The Problem with Women And Other Stories

How pushing the pink envelope is a backward step towards equality

Did you know this year was the year of publishing female writers? No, me neither. Kamila Shamsie came up with the idea in an attempt to promote equality in the publishing world. She asked the book industry to only publish female writers through 2018. However, only one publisher, And Other Stories, took her up on it and they only committed to 11 months due to the Northern Book Prize. Shamsie’s provocation raises the question: how do we level the playing field for female writers?

Equality is genderless

Now is the time to publish literature based on its quality and not the gender of its author. There is no shortage of female creativity with universities averaging a female uptake in the creative arts of over 61%. The University of York’s English literature BA degree course had over 75% females enrolled in 2018. Statistically speaking, there are more female writers than male but it’s the male writers who are being published.

female students

75% of English Literature students were female in 2018 at the University of York alone

All book prizes should be anonymous

One of the problems is gynobibliophobia.
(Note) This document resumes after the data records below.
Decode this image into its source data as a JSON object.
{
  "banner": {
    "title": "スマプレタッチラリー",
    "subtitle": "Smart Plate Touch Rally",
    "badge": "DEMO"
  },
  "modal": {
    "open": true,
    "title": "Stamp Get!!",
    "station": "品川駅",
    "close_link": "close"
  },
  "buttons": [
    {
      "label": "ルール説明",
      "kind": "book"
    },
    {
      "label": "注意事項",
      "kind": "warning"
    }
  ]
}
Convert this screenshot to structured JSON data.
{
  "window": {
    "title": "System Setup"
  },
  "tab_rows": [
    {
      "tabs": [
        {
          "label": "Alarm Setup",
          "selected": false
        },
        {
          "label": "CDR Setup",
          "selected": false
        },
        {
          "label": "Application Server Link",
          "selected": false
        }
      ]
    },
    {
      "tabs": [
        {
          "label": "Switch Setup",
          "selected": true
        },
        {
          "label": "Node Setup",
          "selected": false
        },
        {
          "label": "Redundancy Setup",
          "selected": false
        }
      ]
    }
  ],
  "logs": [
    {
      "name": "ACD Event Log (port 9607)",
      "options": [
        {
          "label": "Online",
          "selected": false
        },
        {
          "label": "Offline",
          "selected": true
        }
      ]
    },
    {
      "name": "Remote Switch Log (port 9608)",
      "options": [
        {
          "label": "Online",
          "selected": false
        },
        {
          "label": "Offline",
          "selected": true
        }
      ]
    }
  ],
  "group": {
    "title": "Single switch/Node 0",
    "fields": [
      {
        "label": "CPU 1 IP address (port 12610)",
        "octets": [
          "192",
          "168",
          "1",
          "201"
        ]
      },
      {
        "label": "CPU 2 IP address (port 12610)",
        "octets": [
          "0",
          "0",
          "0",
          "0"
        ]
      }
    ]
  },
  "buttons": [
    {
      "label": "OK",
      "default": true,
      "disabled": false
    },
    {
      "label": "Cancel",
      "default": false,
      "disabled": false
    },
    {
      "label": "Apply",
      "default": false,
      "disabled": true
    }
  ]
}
Alison Flood reported in 2015 that a female author received 8 times more responses from publishers when she used a male pseudonym for the same book. This demonstrates a clear bias towards male writers, whether conscious or unconscious. So why not simply encourage anonymous submissions? That’s exactly how the recently established Northern Book Prize is successfully run with Amy Arnold’s novel Slip of a Fish winning this year. They are not alone either with The Brighthorse Book Prize, NewMillennium Writings Prize and The Media Diversified Prize (whose panel of judges is all female for 2019 submissions), choosing the same tactics. It clearly works: all the winners of the above mentioned prizes were female in 2018.

Women are not ‘special’

However, Lionel Shriver considers this type of special treatment for women to cause more harm than good. To continually single women out impresses the idea women still require additional help to succeed.

“This whole thing of treating women specially, as if they need special help and special rules, is problematic and obviously backfires” (Lionel)

Lionel claims winning the Man Booker Prize meant more to her than winning the female entry only Orange Prize simply because she considers it a level playing field. If this was the case then why did she enter the Orange Prize in the first place. It’s a pity she now shuns a platform specifically designed to encourage women to write without being concerned about the bias towards male writers, especially as they help to level the playing field of published authors.

unnamed (1)

Anonymous submissions is the future for book prizes

Looking ahead

Society as a whole is pushing towards genderless in the pursuit for equality, so while female only competitions have, and continue to help female writers, going forward, all book prizes should eventually be anonymous.